How do you reduce debt-to-equity ratio? ›

Ways to reduce debt-to-equity ratio

One of the most effective ways to do this is to increase revenue. Then, as your company's equity increases, you can use the funds to pay off debts or purchase new assets, thereby keeping your debt-to-equity ratio stable. Effective inventory management is also important.

What is a good debt ratio? ›

If your debt ratio does not exceed 30%, the banks will find it excellent. Your ratio shows that if you manage your daily expenses well, you should be able to pay off your debts without worry or penalty. A debt ratio between 30% and 36% is also considered good.

What is a good equity ratio? ›

Still, as a general rule of thumb, most companies aim for an equity ratio of around 50%. Companies with ratios ranging around 50% to 80% tend to be considered “conservative”, while those with ratios between 20% and 40% are considered “leveraged”.

Is 0.5 a good debt-to-equity ratio? ›

Generally, a lower ratio is better, as it implies that the company is in less debt and is less risky for lenders and investors. A debt-to-equity ratio of 0.5 or below is considered good.

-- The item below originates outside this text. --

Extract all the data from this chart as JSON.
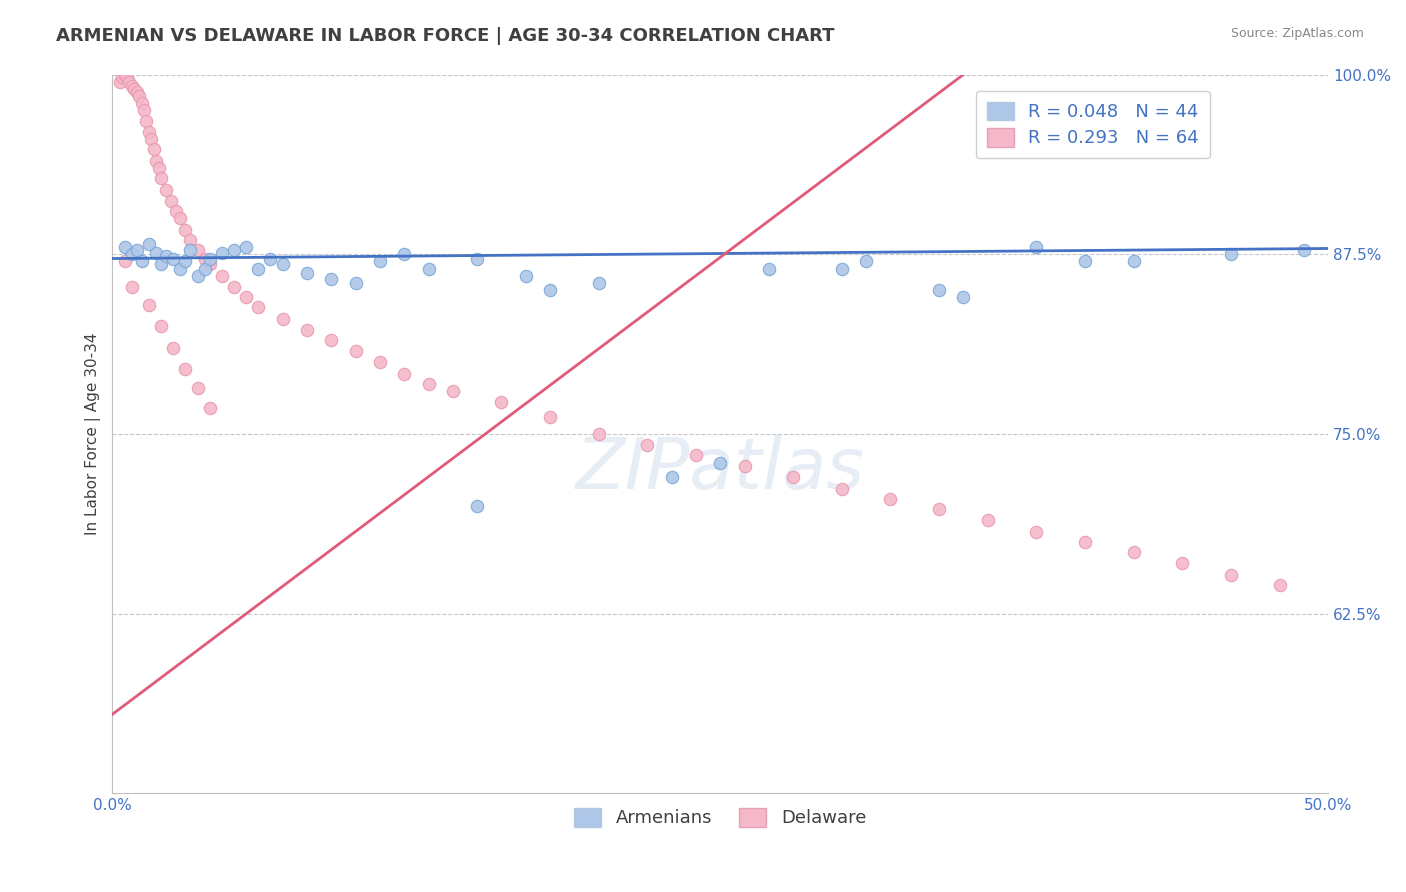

Is a positive debt-to-equity ratio good? ›

Generally, a good debt-to-equity ratio is anything lower than 1.0. A ratio of 2.0 or higher is usually considered risky. If a debt-to-equity ratio is negative, it means that the company has more liabilities than assets—this company would be considered extremely risky.

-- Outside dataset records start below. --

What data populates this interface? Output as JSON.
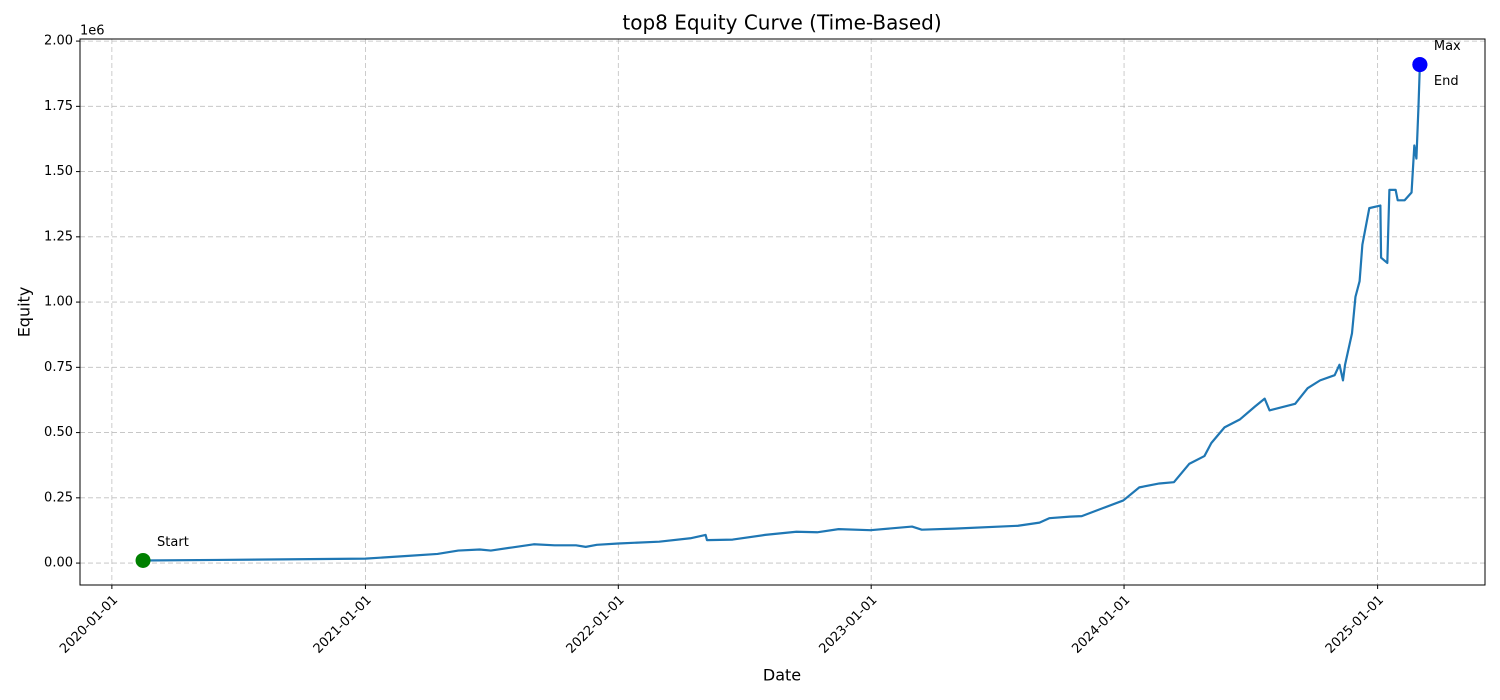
{
  "chart_data": {
    "type": "line",
    "title": "top8 Equity Curve (Time-Based)",
    "xlabel": "Date",
    "ylabel": "Equity",
    "y_offset_label": "1e6",
    "color": "#1f77b4",
    "grid": true,
    "x": [
      "2020-02-15",
      "2020-06-01",
      "2021-01-01",
      "2021-03-01",
      "2021-04-15",
      "2021-05-15",
      "2021-06-15",
      "2021-07-01",
      "2021-08-01",
      "2021-09-01",
      "2021-10-01",
      "2021-11-01",
      "2021-11-15",
      "2021-12-01",
      "2022-01-01",
      "2022-03-01",
      "2022-04-15",
      "2022-05-07",
      "2022-05-09",
      "2022-06-15",
      "2022-08-01",
      "2022-09-15",
      "2022-10-15",
      "2022-11-15",
      "2022-12-31",
      "2023-03-01",
      "2023-03-15",
      "2023-05-01",
      "2023-08-01",
      "2023-09-01",
      "2023-09-15",
      "2023-10-15",
      "2023-11-01",
      "2023-12-01",
      "2023-12-31",
      "2024-01-23",
      "2024-02-21",
      "2024-03-13",
      "2024-04-04",
      "2024-04-26",
      "2024-05-06",
      "2024-05-25",
      "2024-06-16",
      "2024-07-08",
      "2024-07-22",
      "2024-07-29",
      "2024-09-04",
      "2024-09-22",
      "2024-10-10",
      "2024-10-31",
      "2024-11-07",
      "2024-11-12",
      "2024-11-15",
      "2024-11-25",
      "2024-11-30",
      "2024-12-06",
      "2024-12-10",
      "2024-12-20",
      "2025-01-05",
      "2025-01-06",
      "2025-01-15",
      "2025-01-18",
      "2025-01-27",
      "2025-01-30",
      "2025-02-09",
      "2025-02-19",
      "2025-02-23",
      "2025-02-26",
      "2025-03-01",
      "2025-03-03"
    ],
    "values": [
      10000,
      12000,
      17000,
      27000,
      35000,
      48000,
      52000,
      48000,
      60000,
      72000,
      68000,
      68000,
      62000,
      70000,
      75000,
      82000,
      95000,
      108000,
      88000,
      90000,
      108000,
      120000,
      118000,
      130000,
      126000,
      140000,
      128000,
      132000,
      143000,
      155000,
      172000,
      178000,
      180000,
      210000,
      240000,
      290000,
      305000,
      310000,
      380000,
      410000,
      460000,
      520000,
      550000,
      600000,
      630000,
      585000,
      610000,
      670000,
      700000,
      720000,
      760000,
      700000,
      760000,
      880000,
      1020000,
      1080000,
      1220000,
      1360000,
      1370000,
      1170000,
      1150000,
      1430000,
      1430000,
      1390000,
      1390000,
      1420000,
      1600000,
      1550000,
      1750000,
      1910000
    ],
    "markers": [
      {
        "label": "Start",
        "x": "2020-02-15",
        "value": 10000,
        "color": "#008000"
      },
      {
        "label": "Max",
        "x": "2025-03-03",
        "value": 1910000,
        "color": "#0000ff"
      },
      {
        "label": "End",
        "x": "2025-03-03",
        "value": 1910000,
        "color": "#0000ff"
      }
    ],
    "xlim": [
      "2019-11-16",
      "2025-06-05"
    ],
    "xticks": [
      "2020-01-01",
      "2021-01-01",
      "2022-01-01",
      "2023-01-01",
      "2024-01-01",
      "2025-01-01"
    ],
    "ylim": [
      -84000,
      2008000
    ],
    "yticks": [
      {
        "value": 0,
        "label": "0.00"
      },
      {
        "value": 250000,
        "label": "0.25"
      },
      {
        "value": 500000,
        "label": "0.50"
      },
      {
        "value": 750000,
        "label": "0.75"
      },
      {
        "value": 1000000,
        "label": "1.00"
      },
      {
        "value": 1250000,
        "label": "1.25"
      },
      {
        "value": 1500000,
        "label": "1.50"
      },
      {
        "value": 1750000,
        "label": "1.75"
      },
      {
        "value": 2000000,
        "label": "2.00"
      }
    ]
  }
}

Is it good if debt-to-equity ratio increases? ›

The debt-to-equity (D/E) ratio is a metric that provides insight into a company's use of debt. In general, a company with a high D/E ratio is considered a higher risk to lenders and investors because it suggests that the company is financing a significant amount of its potential growth through borrowing.

References

Top Articles
Latest Posts
Article information

Author: Rev. Porsche Oberbrunner

Last Updated:

Views: 6328

Rating: 4.2 / 5 (53 voted)

Reviews: 92% of readers found this page helpful

Author information

Name: Rev. Porsche Oberbrunner

Birthday: 1994-06-25

Address: Suite 153 582 Lubowitz Walks, Port Alfredoborough, IN 72879-2838

Phone: +128413562823324

Job: IT Strategist

Hobby: Video gaming, Basketball, Web surfing, Book restoration, Jogging, Shooting, Fishing

Introduction: My name is Rev. Porsche Oberbrunner, I am a zany, graceful, talented, witty, determined, shiny, enchanting person who loves writing and wants to share my knowledge and understanding with you.